Complexity of standard Python data structures (Re: Speed of string += string)

Marcus Alanen marcus at infa.abo.fi
Thu Apr 17 17:45:45 CEST 2003


On Mon, 14 Apr 2003 21:21:02 GMT, Alex Martelli <aleax at aleax.it> wrote:
>It basically seems to me that you're basing your expectations
>of Python docs, and those of C docs, on very different, unfair
>standards -- i.e., perhaps subconsciously, singling Python and
>its docs out for criticism by standards you don't apply to C...

ok, you are right, I was being unfair.

On the other hand, given the amount of questions regarding big-O
notation & string += string at the moment on c.l.p, perhaps there
should be a note -- a "warning" sounds a bit extreme?  Also in the docs
of C functions, of course!  Sometimes, unix man pages have usage
examples. Perhaps there should be "anti-usage" examples as well?  :)

>Wrong, actually.  E.g., what happens when you loop doing alist.append
>N times depends NOT just on alist being "a vector/array", but also,
>and crucially so!!!, on the overallocation strategy (size vs capacity 
>in std:: vector terms).  If you think that strategy is "obvious
>from that one single sentence" you're sorely mistaken -- as is shown
>by the fact that Python's strategy in that regard has historically
>changed reasonably recently (almost nobody noticed, except a few
>big-O purists who sleep easier at night knowing append IS now
>amortized O(1) in theory, too, not just in practice;-0).  And what

ok, that's correct as well, I generalized far too much. Curiously,
people do seem to start explaining the python list as e.g. "a C++
vector", or "a contiguous array of heterogeneous elements". I do
understand that Python people don't want to make any guarantees,
although describing some implementation might make it easier
for people to learn (or migrate to) Python.

>> - programming is about meeting requirements
>> - those requirements usually involve correctness to a certain
>> degree, _but_ also memory usage, speed, user interface functionality,
>> error handling, modularity, documentation, extendability.
>order in which you list the "also" requirements is rather weird
>with respect to most code a typical application programmers
>develops in the course of his or her career;-).

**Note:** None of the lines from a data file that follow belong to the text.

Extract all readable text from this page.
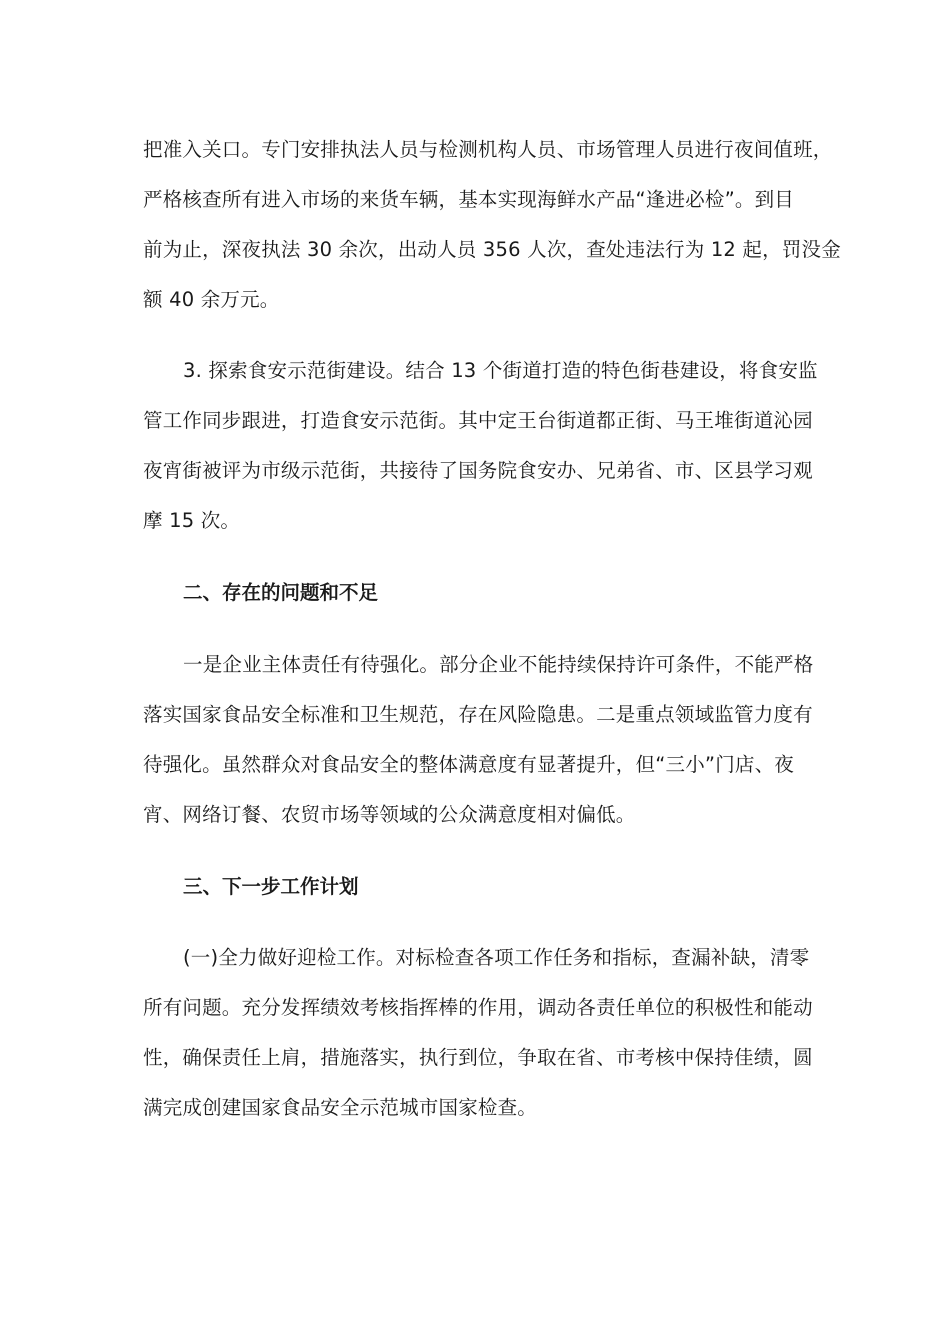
把准入关口。专门安排执法人员与检测机构人员、市场管理人员进行夜间值班，
严格核查所有进入市场的来货车辆，基本实现海鲜水产品“逢进必检”。到目
前为止，深夜执法 30 余次，出动人员 356 人次，查处违法行为 12 起，罚没金
额 40 余万元。
3. 探索食安示范街建设。结合 13 个街道打造的特色街巷建设，将食安监
管工作同步跟进，打造食安示范街。其中定王台街道都正街、马王堆街道沁园
夜宵街被评为市级示范街，共接待了国务院食安办、兄弟省、市、区县学习观
摩 15 次。
二、存在的问题和不足
一是企业主体责任有待强化。部分企业不能持续保持许可条件，不能严格
落实国家食品安全标准和卫生规范，存在风险隐患。二是重点领域监管力度有
待强化。虽然群众对食品安全的整体满意度有显著提升，但“三小”门店、夜
宵、网络订餐、农贸市场等领域的公众满意度相对偏低。
三、下一步工作计划
(一)全力做好迎检工作。对标检查各项工作任务和指标，查漏补缺，清零
所有问题。充分发挥绩效考核指挥棒的作用，调动各责任单位的积极性和能动
性，确保责任上肩，措施落实，执行到位，争取在省、市考核中保持佳绩，圆
满完成创建国家食品安全示范城市国家检查。
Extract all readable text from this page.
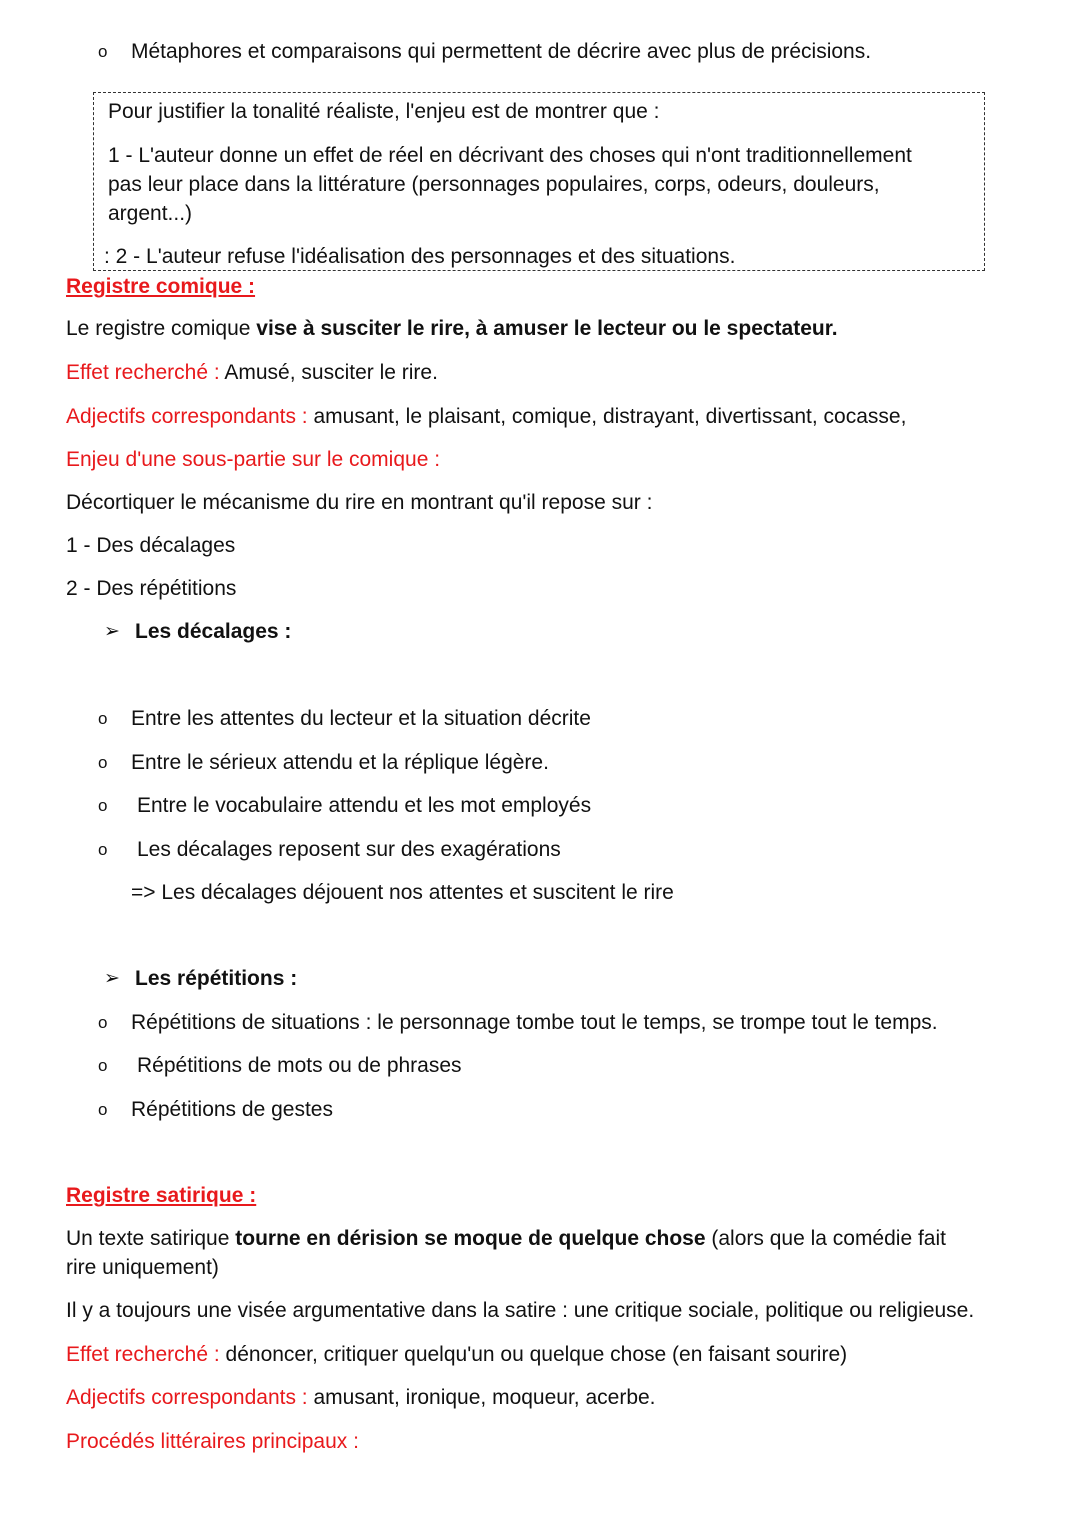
o Métaphores et comparaisons qui permettent de décrire avec plus de précisions.
Pour justifier la tonalité réaliste, l'enjeu est de montrer que :
1 - L'auteur donne un effet de réel en décrivant des choses qui n'ont traditionnellement
pas leur place dans la littérature (personnages populaires, corps, odeurs, douleurs,
argent...)
: 2 - L'auteur refuse l'idéalisation des personnages et des situations.
Registre comique :
Le registre comique vise à susciter le rire, à amuser le lecteur ou le spectateur.
Effet recherché : Amusé, susciter le rire.
Adjectifs correspondants : amusant, le plaisant, comique, distrayant, divertissant, cocasse,
Enjeu d'une sous-partie sur le comique :
Décortiquer le mécanisme du rire en montrant qu'il repose sur :
1 - Des décalages
2 - Des répétitions
➢ Les décalages :
o Entre les attentes du lecteur et la situation décrite
o Entre le sérieux attendu et la réplique légère.
o Entre le vocabulaire attendu et les mot employés
o Les décalages reposent sur des exagérations
=> Les décalages déjouent nos attentes et suscitent le rire
➢ Les répétitions :
o Répétitions de situations : le personnage tombe tout le temps, se trompe tout le temps.
o Répétitions de mots ou de phrases
o Répétitions de gestes
Registre satirique :
Un texte satirique tourne en dérision se moque de quelque chose (alors que la comédie fait
rire uniquement)
Il y a toujours une visée argumentative dans la satire : une critique sociale, politique ou religieuse.
Effet recherché : dénoncer, critiquer quelqu'un ou quelque chose (en faisant sourire)
Adjectifs correspondants : amusant, ironique, moqueur, acerbe.
Procédés littéraires principaux :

Just scramble the order to suit your or the typical application
programmer's tastes. ;)

>Still, this discussion helped me -- thanks.  Basically, you're
>saying you found the Python docs you used to be no better than
>those for other languages, or, at least, not better by enough
>to satisfy your specific interests -- an early focus on HOW
>things are being done rather than on WHAT EXACTLY is being done,
>implementation rather than interface, so to speak.  So, from
>my current, incomplete understanding, I think this is a rather
>"niche", marginal issue.

I didn't mean to start any crusade to change Python docs. If
you consider it a niche, that's just fine with me.